Schools ordered by province to chop administration budgets
WV school district

School districts on the North Shore have been told by the province they must collectively cut more than $1 million in administration costs from their budgets in the next school year and $2 million the year after that.

Both school districts recently got the bad news as part of a provincial order to cut $29 million in school administrative costs across B.C. this year and $54 million the next year.

For the North Vancouver school district, the cut amounts to about $770,000 the first year and $1.5 million the second year, while the smaller West Vancouver school district will have to carve out $330,000 the first year and $760,000 in year two.

Administrators for both school districts say they don’t know where the money will come from.

“It’s a concern to our board,” said West Vancouver superintendent Chris Kennedy. “We weren’t expecting this. It was out of the blue.”

Both school superintendents put current administration costs at between three and four per cent of their total operating costs, which are about $140 million annually in

North Vancouver and $72 million in West Vancouver.

“We’re talking about an area that’s already a very small piece of the budget,” said Kennedy.

School districts first heard the news in the provincial budget last month, when the province announced an increase in education spending of nearly $110 million — but then told trustees they’d have to cut back on administration.

Education Minister Peter Fassbender said at the time school districts should look at saving money by sharing legal and payroll services or pooling resources to buy supplies in bulk. But school administrators say a number of those money-saving measures are already in place.

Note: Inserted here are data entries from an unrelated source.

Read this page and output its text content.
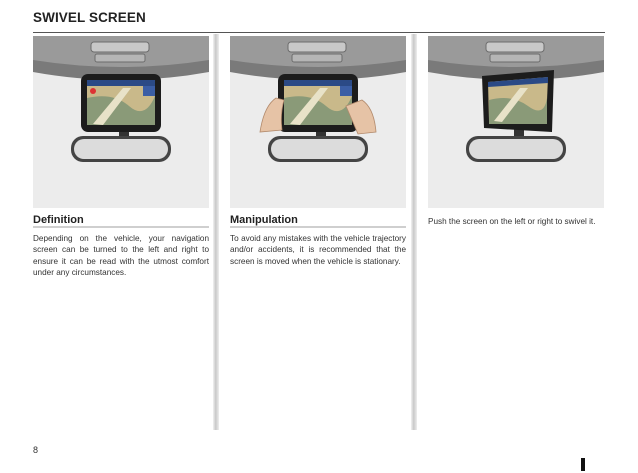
SWIVEL SCREEN
Definition
Depending on the vehicle, your navigation screen can be turned to the left and right to ensure it can be read with the utmost comfort under any circumstances.
Manipulation
To avoid any mistakes with the vehicle trajectory and/or accidents, it is recommended that the screen is moved when the vehicle is stationary.
Push the screen on the left or right to swivel it.
8
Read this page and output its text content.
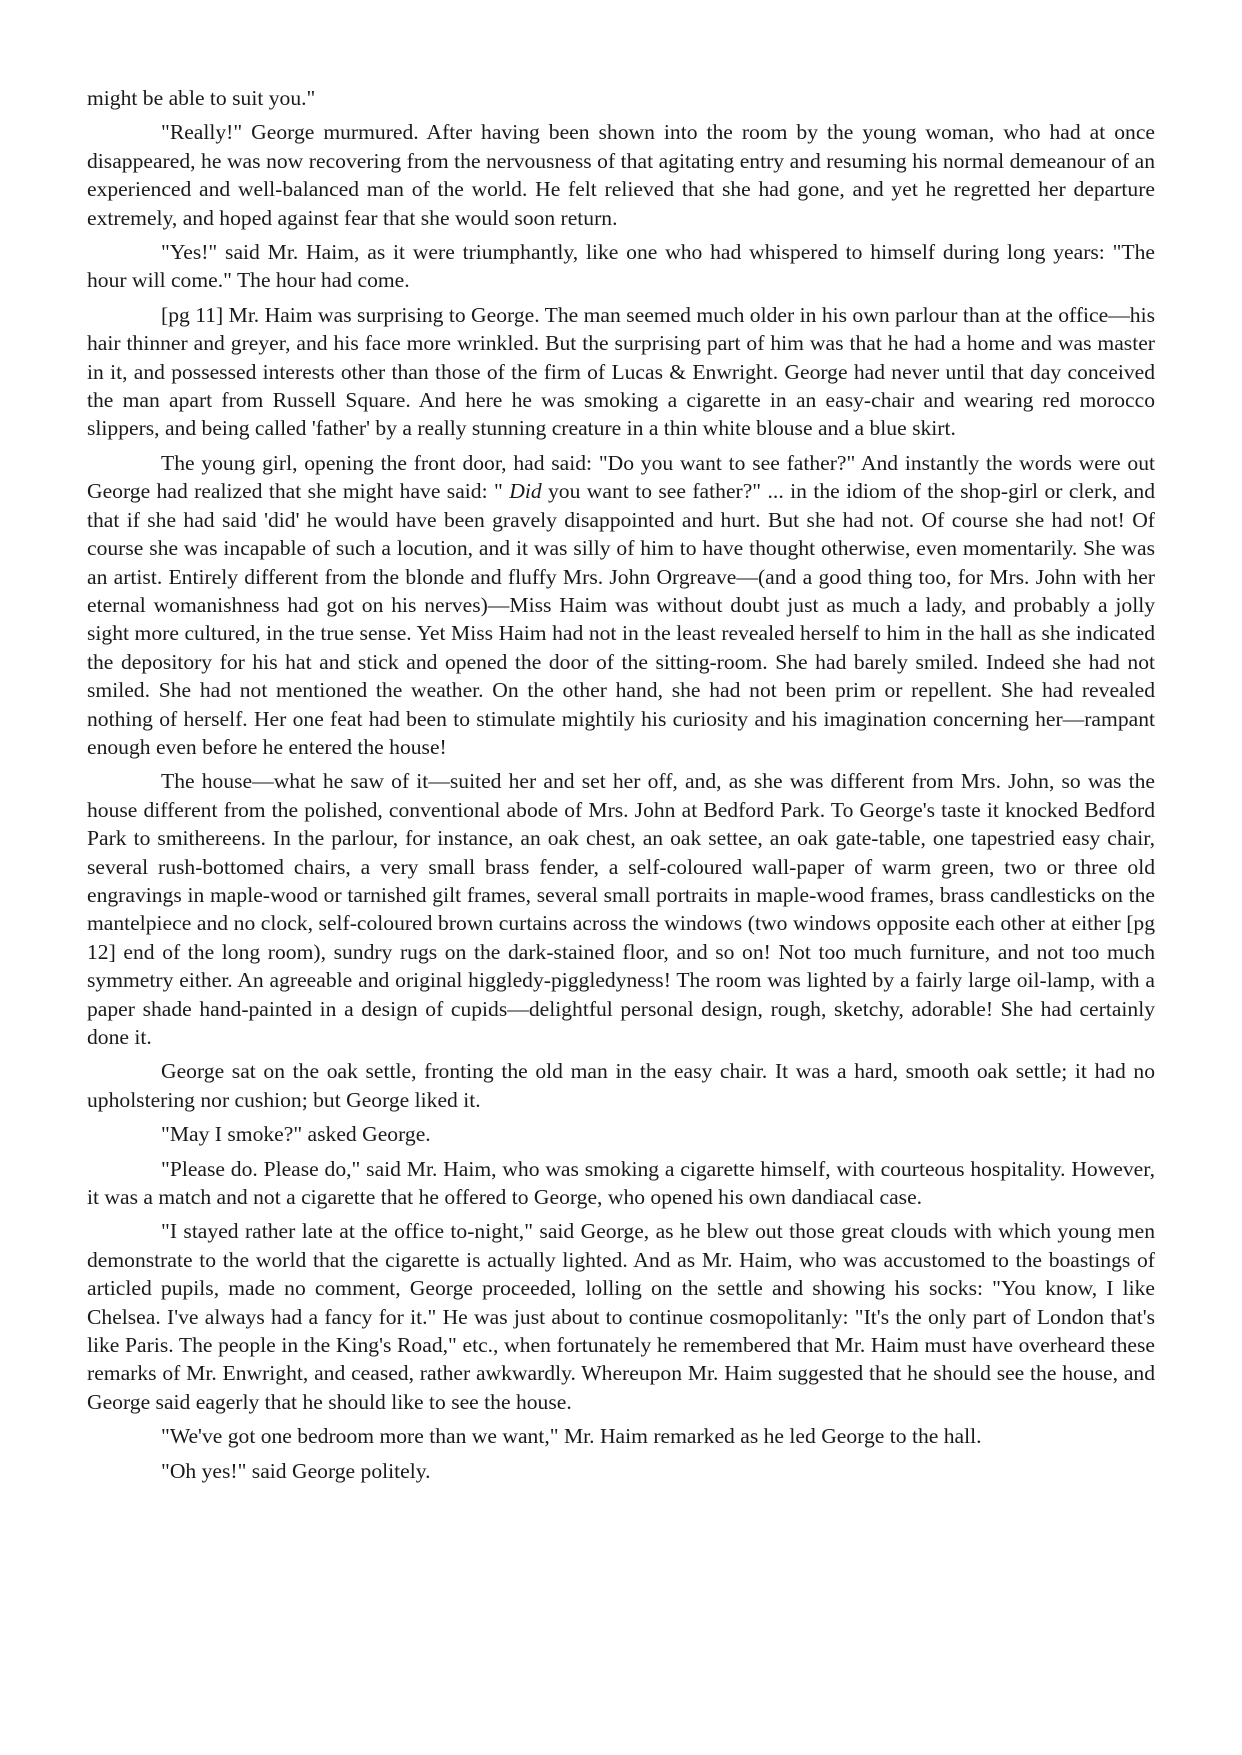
might be able to suit you."

"Really!" George murmured. After having been shown into the room by the young woman, who had at once disappeared, he was now recovering from the nervousness of that agitating entry and resuming his normal demeanour of an experienced and well-balanced man of the world. He felt relieved that she had gone, and yet he regretted her departure extremely, and hoped against fear that she would soon return.

"Yes!" said Mr. Haim, as it were triumphantly, like one who had whispered to himself during long years: "The hour will come." The hour had come.

[pg 11] Mr. Haim was surprising to George. The man seemed much older in his own parlour than at the office—his hair thinner and greyer, and his face more wrinkled. But the surprising part of him was that he had a home and was master in it, and possessed interests other than those of the firm of Lucas & Enwright. George had never until that day conceived the man apart from Russell Square. And here he was smoking a cigarette in an easy-chair and wearing red morocco slippers, and being called 'father' by a really stunning creature in a thin white blouse and a blue skirt.

The young girl, opening the front door, had said: "Do you want to see father?" And instantly the words were out George had realized that she might have said: " Did you want to see father?" ... in the idiom of the shop-girl or clerk, and that if she had said 'did' he would have been gravely disappointed and hurt. But she had not. Of course she had not! Of course she was incapable of such a locution, and it was silly of him to have thought otherwise, even momentarily. She was an artist. Entirely different from the blonde and fluffy Mrs. John Orgreave—(and a good thing too, for Mrs. John with her eternal womanishness had got on his nerves)—Miss Haim was without doubt just as much a lady, and probably a jolly sight more cultured, in the true sense. Yet Miss Haim had not in the least revealed herself to him in the hall as she indicated the depository for his hat and stick and opened the door of the sitting-room. She had barely smiled. Indeed she had not smiled. She had not mentioned the weather. On the other hand, she had not been prim or repellent. She had revealed nothing of herself. Her one feat had been to stimulate mightily his curiosity and his imagination concerning her—rampant enough even before he entered the house!

The house—what he saw of it—suited her and set her off, and, as she was different from Mrs. John, so was the house different from the polished, conventional abode of Mrs. John at Bedford Park. To George's taste it knocked Bedford Park to smithereens. In the parlour, for instance, an oak chest, an oak settee, an oak gate-table, one tapestried easy chair, several rush-bottomed chairs, a very small brass fender, a self-coloured wall-paper of warm green, two or three old engravings in maple-wood or tarnished gilt frames, several small portraits in maple-wood frames, brass candlesticks on the mantelpiece and no clock, self-coloured brown curtains across the windows (two windows opposite each other at either [pg 12] end of the long room), sundry rugs on the dark-stained floor, and so on! Not too much furniture, and not too much symmetry either. An agreeable and original higgledy-piggledyness! The room was lighted by a fairly large oil-lamp, with a paper shade hand-painted in a design of cupids—delightful personal design, rough, sketchy, adorable! She had certainly done it.

George sat on the oak settle, fronting the old man in the easy chair. It was a hard, smooth oak settle; it had no upholstering nor cushion; but George liked it.

"May I smoke?" asked George.

"Please do. Please do," said Mr. Haim, who was smoking a cigarette himself, with courteous hospitality. However, it was a match and not a cigarette that he offered to George, who opened his own dandiacal case.

"I stayed rather late at the office to-night," said George, as he blew out those great clouds with which young men demonstrate to the world that the cigarette is actually lighted. And as Mr. Haim, who was accustomed to the boastings of articled pupils, made no comment, George proceeded, lolling on the settle and showing his socks: "You know, I like Chelsea. I've always had a fancy for it." He was just about to continue cosmopolitanly: "It's the only part of London that's like Paris. The people in the King's Road," etc., when fortunately he remembered that Mr. Haim must have overheard these remarks of Mr. Enwright, and ceased, rather awkwardly. Whereupon Mr. Haim suggested that he should see the house, and George said eagerly that he should like to see the house.

"We've got one bedroom more than we want," Mr. Haim remarked as he led George to the hall.

"Oh yes!" said George politely.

North Vancouver schools superintendent John Lewis pointed to use of digital media to cut down on paper, targeting energy efficiency to reduce fuel and Hydro costs and delaying hiring of replacement staff as some of the changes that have been made.

Some measures — like combining payroll for school districts with differing staff contracts —are much easier to talk about than they are to put in place, he added.
Kennedy said West Vancouver already buys items ranging from textbooks to computers as part of a bulk purchasing arrangement with other Metro Vancouver school districts.

The school district has also cut bus service, janitorial hours in schools and two management positions, he said.

Kennedy said the perception there are lots of people working in administration for the school district isn’t true. “We only have one person in our payroll department,” he said.

“We have one plumber and one painter and one electrician.”

Kennedy said 85 per cent of the school district’s budget is in labour costs, so, “It’s really hard to find those savings outside of people.

“Beyond the classroom we don’t spend a ton of money.”